With all the meetings, schmoozing, résumé-passing, free coffee in the lobby and mind-numbing tedium, the Winter Meetings often felt like just another business conference. Except that many of those in attendance appear on television at least 162 times a year. And this year’s most sought-after employee, Twins pitcher Johan Santana, was saying he wanted a $25 million salary from whoever was lucky enough to acquire him. Facts like that separate this sort of gathering from those special times when the insurance adjusters of America get together.
One afternoon, as former Yankees catcher Jim Leyritz sat behind the desk at the makeshift MLB.com broadcast booth preparing for a webcast, Karl Ravech and former Mets GM Steve Phillips, now an analyst for Baseball Tonight, chatted on-set as they waited to tape a segment for ESPN. Klieg lights—on the ESPN side, they had the name “Diva Lights” emblazoned on the backs of them—both magnified the shine of Leyritz’s massive shaved head and deepened the orange hue of Phillips’ unlikely winter tan.
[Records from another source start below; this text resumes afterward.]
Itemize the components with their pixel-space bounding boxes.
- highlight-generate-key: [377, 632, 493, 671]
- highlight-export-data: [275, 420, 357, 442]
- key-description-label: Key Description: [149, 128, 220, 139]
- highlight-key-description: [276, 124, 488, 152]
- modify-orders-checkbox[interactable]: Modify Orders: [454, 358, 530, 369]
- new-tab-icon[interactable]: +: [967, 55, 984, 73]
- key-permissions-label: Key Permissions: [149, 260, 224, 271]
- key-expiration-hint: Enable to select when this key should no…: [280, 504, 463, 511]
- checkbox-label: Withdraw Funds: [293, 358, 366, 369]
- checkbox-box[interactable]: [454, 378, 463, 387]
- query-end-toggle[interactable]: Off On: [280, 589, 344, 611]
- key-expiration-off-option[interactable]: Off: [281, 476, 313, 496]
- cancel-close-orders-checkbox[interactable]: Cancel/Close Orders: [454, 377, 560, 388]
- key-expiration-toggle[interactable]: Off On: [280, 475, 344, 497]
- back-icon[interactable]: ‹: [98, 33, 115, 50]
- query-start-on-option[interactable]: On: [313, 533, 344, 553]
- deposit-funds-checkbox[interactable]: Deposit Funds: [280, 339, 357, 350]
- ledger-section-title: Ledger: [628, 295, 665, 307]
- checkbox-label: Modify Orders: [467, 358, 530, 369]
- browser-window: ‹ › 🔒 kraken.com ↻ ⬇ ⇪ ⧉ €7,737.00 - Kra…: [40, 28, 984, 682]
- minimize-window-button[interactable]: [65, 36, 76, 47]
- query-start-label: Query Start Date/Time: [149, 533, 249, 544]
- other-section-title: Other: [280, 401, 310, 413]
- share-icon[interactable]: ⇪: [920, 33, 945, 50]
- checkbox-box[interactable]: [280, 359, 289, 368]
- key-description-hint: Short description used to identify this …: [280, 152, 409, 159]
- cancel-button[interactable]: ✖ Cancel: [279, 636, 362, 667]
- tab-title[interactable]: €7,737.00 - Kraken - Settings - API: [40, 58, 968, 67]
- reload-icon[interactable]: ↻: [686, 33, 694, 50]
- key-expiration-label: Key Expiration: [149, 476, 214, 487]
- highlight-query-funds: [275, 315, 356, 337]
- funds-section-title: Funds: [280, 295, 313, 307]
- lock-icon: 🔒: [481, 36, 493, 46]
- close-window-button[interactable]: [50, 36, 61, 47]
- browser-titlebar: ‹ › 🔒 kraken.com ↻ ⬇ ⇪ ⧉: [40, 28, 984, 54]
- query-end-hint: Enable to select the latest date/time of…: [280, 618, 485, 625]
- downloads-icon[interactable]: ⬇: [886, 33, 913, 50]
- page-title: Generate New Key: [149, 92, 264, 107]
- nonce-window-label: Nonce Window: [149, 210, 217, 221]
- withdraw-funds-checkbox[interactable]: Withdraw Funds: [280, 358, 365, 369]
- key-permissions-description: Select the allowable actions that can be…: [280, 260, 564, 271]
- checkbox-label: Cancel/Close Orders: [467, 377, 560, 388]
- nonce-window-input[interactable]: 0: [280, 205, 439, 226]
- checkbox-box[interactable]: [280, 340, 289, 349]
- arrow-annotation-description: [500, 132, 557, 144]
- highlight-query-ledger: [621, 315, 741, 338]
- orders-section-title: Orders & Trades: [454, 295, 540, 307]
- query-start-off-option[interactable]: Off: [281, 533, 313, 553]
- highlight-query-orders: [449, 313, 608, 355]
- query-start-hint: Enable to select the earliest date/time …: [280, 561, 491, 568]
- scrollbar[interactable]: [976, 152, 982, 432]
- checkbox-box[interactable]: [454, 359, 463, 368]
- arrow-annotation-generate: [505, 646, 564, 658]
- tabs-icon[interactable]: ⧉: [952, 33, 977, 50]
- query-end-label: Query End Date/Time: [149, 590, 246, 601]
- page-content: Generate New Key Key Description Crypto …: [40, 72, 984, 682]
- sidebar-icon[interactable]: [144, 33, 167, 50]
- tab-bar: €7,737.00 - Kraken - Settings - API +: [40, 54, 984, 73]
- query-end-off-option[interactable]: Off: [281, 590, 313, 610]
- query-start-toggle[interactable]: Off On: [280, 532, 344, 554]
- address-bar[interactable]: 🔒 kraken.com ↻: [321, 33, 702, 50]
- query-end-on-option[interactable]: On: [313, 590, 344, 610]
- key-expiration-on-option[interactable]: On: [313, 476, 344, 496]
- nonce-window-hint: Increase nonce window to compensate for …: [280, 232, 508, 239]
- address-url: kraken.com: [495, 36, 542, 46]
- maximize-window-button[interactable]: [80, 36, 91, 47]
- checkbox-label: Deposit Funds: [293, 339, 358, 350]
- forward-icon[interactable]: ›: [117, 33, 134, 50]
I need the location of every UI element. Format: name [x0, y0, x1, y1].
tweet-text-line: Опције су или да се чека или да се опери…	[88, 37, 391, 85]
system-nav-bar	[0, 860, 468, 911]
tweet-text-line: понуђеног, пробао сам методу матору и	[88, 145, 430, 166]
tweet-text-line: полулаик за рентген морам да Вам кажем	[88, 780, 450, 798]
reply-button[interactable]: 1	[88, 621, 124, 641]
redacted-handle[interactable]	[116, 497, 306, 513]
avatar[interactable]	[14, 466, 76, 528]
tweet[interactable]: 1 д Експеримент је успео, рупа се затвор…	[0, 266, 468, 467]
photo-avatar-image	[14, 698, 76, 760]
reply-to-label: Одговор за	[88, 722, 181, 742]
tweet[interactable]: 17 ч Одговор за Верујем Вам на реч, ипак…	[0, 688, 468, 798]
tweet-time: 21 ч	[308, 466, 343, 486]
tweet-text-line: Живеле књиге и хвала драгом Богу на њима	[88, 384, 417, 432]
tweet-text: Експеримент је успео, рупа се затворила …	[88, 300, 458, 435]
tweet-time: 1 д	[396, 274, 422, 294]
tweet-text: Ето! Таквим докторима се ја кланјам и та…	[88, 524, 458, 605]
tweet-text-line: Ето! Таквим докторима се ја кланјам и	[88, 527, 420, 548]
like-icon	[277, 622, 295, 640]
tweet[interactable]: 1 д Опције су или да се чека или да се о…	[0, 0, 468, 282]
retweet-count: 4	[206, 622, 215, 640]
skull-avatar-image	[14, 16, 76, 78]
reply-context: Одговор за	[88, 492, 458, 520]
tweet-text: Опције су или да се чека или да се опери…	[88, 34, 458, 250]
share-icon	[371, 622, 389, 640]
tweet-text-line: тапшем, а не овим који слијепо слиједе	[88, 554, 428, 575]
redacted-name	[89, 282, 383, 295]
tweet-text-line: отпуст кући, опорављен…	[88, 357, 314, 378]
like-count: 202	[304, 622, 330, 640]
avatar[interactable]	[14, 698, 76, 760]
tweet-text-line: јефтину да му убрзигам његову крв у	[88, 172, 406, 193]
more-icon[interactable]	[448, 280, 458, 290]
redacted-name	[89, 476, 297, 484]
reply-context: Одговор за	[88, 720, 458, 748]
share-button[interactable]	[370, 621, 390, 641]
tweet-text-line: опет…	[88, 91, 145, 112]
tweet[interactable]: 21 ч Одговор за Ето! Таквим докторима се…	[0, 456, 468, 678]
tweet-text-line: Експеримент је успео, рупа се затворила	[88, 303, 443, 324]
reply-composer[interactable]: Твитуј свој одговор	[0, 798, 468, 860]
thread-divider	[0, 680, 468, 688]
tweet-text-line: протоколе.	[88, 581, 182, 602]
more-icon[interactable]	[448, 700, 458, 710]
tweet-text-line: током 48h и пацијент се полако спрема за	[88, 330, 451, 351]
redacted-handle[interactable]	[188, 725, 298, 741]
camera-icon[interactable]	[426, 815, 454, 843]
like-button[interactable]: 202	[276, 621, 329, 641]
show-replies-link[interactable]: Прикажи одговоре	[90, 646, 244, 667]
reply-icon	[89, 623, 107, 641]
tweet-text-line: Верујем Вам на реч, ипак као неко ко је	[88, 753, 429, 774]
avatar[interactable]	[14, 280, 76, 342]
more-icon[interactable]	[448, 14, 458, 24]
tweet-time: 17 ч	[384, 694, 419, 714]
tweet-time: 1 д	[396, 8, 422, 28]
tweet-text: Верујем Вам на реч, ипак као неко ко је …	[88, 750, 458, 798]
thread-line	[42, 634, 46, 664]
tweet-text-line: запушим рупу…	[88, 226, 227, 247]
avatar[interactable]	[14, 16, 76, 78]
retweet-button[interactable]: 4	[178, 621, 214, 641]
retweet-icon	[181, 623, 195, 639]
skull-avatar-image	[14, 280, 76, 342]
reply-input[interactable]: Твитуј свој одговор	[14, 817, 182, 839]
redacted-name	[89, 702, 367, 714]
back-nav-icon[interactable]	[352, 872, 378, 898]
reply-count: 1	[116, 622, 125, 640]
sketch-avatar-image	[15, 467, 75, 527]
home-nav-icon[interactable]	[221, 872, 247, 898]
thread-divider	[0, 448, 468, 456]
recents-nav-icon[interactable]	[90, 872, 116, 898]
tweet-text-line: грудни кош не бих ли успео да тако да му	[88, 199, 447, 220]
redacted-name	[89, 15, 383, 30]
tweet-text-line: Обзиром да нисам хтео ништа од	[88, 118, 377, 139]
Meanwhile, on the floor of the Delta concourse, forming the third point of an imaginary triangle, a boy, maybe 8 or 9 years old, knelt on the carpet with a clear plastic box in front of him. The box contained what looked to be about 200 or 300 baseball cards. He would periodically take a few out, shuffle through them or regard them studiously, as men in dark suits crisscrossed around him, cell phones pressed to their ears.
“If you’re a baseball fan, it’s great, because everyone’s here,” Billy Sample, a career .272 hitter in nine big league seasons, had told me a half-hour before. But this boy wasn’t ready to look up and take it all in, wasn’t ready to leave his tidily organized private world of baseball. With the millions of dollars in business being transacted both all around and unbeknownst to him—in which the heroes of his childhood, like the cards he had brought with him, were mere trinkets to be appraised, fawned over and ultimately swapped, with the most prized cards often going to those whose collections were already most impressive—it was hard to blame him.
P.J. Tobia contributed to this piece.